Presidente de abrigo para vítimas de violência doméstica é presa suspeita de tortura na Bahia
A presidente do abrigo Casa das Mulheres, localizado em Jequié, no sudoeste da Bahia, foi presa na segunda-feira (23) suspeita de praticar tortura contra uma adolescente acolhida na instituição. Elma Vieira Brito, de 51 anos, teve seu mandado de prisão temporária cumprido nas primeiras horas do dia, em uma operação que chocou a região.
Flagrante em câmeras de segurança revela agressão prolongada
Os crimes foram flagrados por câmeras de segurança instaladas no local. Nas imagens, é possível ver uma adolescente sendo puxada pelos cabelos, recebendo um tapa no rosto e sendo arrastada pelo chão por Elma Brito. Em seguida, uma outra mulher, identificada como Diná Valdelice Carvalho, segura a vítima enquanto a presidente a acorrenta. A agressão durou mais de sete minutos, segundo as investigações.
Diná Carvalho também foi presa horas depois, escondida na casa da presidente. Ela aparece em uma das imagens ajudando durante a agressão. A Polícia Civil cumpriu ainda quatro mandados de busca e apreensão no município, onde foram apreendidos celulares, computadores, documentos e um carro.

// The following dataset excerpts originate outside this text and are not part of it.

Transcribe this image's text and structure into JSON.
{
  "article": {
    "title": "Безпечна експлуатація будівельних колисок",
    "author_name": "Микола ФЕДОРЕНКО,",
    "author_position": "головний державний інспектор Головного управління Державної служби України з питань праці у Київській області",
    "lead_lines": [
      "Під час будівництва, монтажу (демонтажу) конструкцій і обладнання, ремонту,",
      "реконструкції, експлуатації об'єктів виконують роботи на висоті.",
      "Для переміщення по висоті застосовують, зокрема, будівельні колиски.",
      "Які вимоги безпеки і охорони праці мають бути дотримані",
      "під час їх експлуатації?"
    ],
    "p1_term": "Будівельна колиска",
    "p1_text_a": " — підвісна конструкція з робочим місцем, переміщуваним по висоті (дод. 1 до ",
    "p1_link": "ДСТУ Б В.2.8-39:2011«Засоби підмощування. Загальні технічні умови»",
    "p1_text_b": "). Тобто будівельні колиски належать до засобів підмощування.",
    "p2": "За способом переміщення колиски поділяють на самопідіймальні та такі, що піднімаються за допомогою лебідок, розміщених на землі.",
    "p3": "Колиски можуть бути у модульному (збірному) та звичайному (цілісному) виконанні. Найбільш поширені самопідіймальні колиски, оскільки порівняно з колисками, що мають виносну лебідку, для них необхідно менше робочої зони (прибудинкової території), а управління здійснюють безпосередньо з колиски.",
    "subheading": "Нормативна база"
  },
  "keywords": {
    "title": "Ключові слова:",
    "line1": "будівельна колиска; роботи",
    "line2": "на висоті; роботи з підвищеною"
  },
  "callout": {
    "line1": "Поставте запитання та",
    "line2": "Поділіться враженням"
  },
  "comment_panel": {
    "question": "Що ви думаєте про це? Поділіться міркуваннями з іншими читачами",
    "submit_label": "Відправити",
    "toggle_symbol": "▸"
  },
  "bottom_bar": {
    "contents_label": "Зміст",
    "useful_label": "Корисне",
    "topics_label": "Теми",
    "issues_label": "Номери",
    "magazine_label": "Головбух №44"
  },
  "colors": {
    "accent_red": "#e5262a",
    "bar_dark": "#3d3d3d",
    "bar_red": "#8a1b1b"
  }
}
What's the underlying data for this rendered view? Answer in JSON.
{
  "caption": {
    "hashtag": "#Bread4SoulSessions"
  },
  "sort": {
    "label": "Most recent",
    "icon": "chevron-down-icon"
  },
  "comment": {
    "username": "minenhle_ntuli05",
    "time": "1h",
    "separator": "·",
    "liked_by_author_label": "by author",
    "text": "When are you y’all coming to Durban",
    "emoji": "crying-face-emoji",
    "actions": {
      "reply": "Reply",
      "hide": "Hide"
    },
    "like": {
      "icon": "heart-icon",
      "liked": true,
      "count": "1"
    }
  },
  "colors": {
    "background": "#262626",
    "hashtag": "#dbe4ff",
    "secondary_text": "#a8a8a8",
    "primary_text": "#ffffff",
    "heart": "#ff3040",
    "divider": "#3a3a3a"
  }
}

Abrigo tinha recebido certificação do governo estadual
Ironia trágica: o abrigo Casa das Mulheres havia sido reconhecido com o Selo Lilás em junho de 2025. Esta certificação do governo estadual da Bahia reconhece e certifica empresas e instituições que adotam políticas de igualdade de gênero e atuam na defesa de vítimas contra discriminação, assédio e violência sexual.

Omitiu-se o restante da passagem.